Tip: check out a case study for this demo on the public LIT website: https://pair-code.github.io/lit/tutorials/generation


Language Modeling #

BERT and GPT-2 #

Hosted instance: https://pair-code.github.io/lit/demos/lm.html
Code: examples/lm_demo.py

  • Compare multiple BERT and GPT-2 models side-by-side on a variety of plain-text corpora.

  • LM visualization supports different modes:

    • BERT masked language model: click-to-mask, and query model at that position.

    • GPT-2 shows left-to-right hypotheses for each target token.

  • Embedding projector to show latent space of the model.


Structured Prediction #

Gender Bias in Coreference #

Hosted instance: https://pair-code.github.io/lit/demos/coref.html
Code: examples/coref/coref_demo.py

  • Gold-mention coreference model, trained on OntoNotes.

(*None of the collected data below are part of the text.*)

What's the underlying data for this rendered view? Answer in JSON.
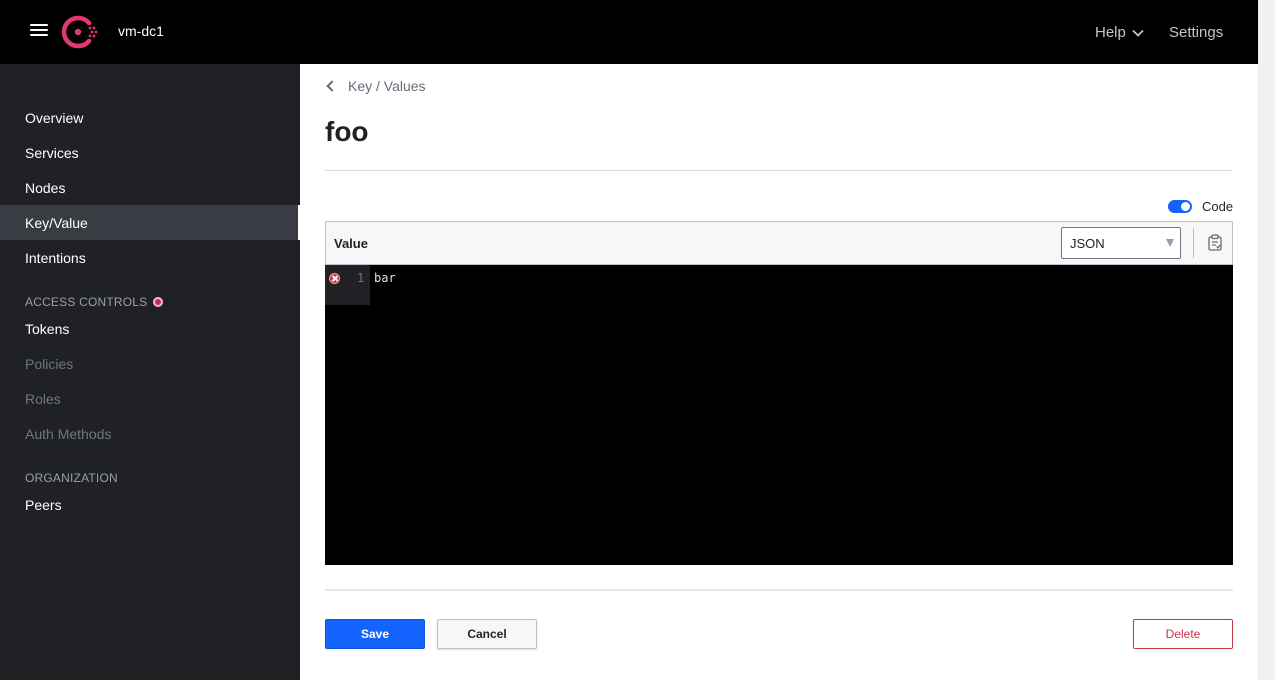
{
  "header": {
    "datacenter": "vm-dc1",
    "help_label": "Help",
    "settings_label": "Settings"
  },
  "sidebar": {
    "items": [
      {
        "label": "Overview"
      },
      {
        "label": "Services"
      },
      {
        "label": "Nodes"
      },
      {
        "label": "Key/Value"
      },
      {
        "label": "Intentions"
      }
    ],
    "access_controls": {
      "heading": "ACCESS CONTROLS",
      "items": [
        {
          "label": "Tokens"
        },
        {
          "label": "Policies"
        },
        {
          "label": "Roles"
        },
        {
          "label": "Auth Methods"
        }
      ]
    },
    "organization": {
      "heading": "ORGANIZATION",
      "items": [
        {
          "label": "Peers"
        }
      ]
    },
    "active_item": "Key/Value"
  },
  "main": {
    "breadcrumb": "Key / Values",
    "title": "foo",
    "code_toggle_label": "Code",
    "code_toggle_on": true,
    "editor": {
      "label": "Value",
      "language": "JSON",
      "lines": [
        {
          "number": "1",
          "text": "bar"
        }
      ]
    },
    "buttons": {
      "save": "Save",
      "cancel": "Cancel",
      "delete": "Delete"
    }
  },
  "colors": {
    "accent": "#1563ff",
    "brand": "#e03875",
    "danger": "#c73445",
    "sidebar_bg": "#1f2124"
  }
}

  • Evaluate on the Winogender schemas (Rudinger et al. 2018) which test for gendered associations with profession names.

  • Visualizations of coreference edges, as well as binary classification between two candidate referents.

  • Stratified metrics for quantifying model bias as a function of pronoun gender or Bureau of Labor Statistics profession data.

Tip: check out a case study for this demo on the public LIT website: https://pair-code.github.io/lit/tutorials/coref


Multimodal #

Tabular Data: Penguin Classification #

Hosted instance: https://pair-code.github.io/lit/demos/penguins.html
Code: examples/penguin_demo.py

  • Binary classification on penguin dataset.

  • Showing using of LIT on non-text data (numeric and categorical features).

  • Use partial-dependence plots to understand feature importance on individual examples, selections, or the entire evaluation dataset.

  • Use binary classifier threshold setters to find best thresholds for slices of examples to achieve specific fairness constraints, such as demographic parity.

Image Classification with MobileNet #

Hosted instance: https://pair-code.github.io/lit/demos/images.html
Code: examples/image_demo.py

  • Classification on ImageNet labels using a MobileNet model.

  • Showing using of LIT on image data.

  • Explore results of multiple gradient-based image saliency techniques in the Salience Maps module.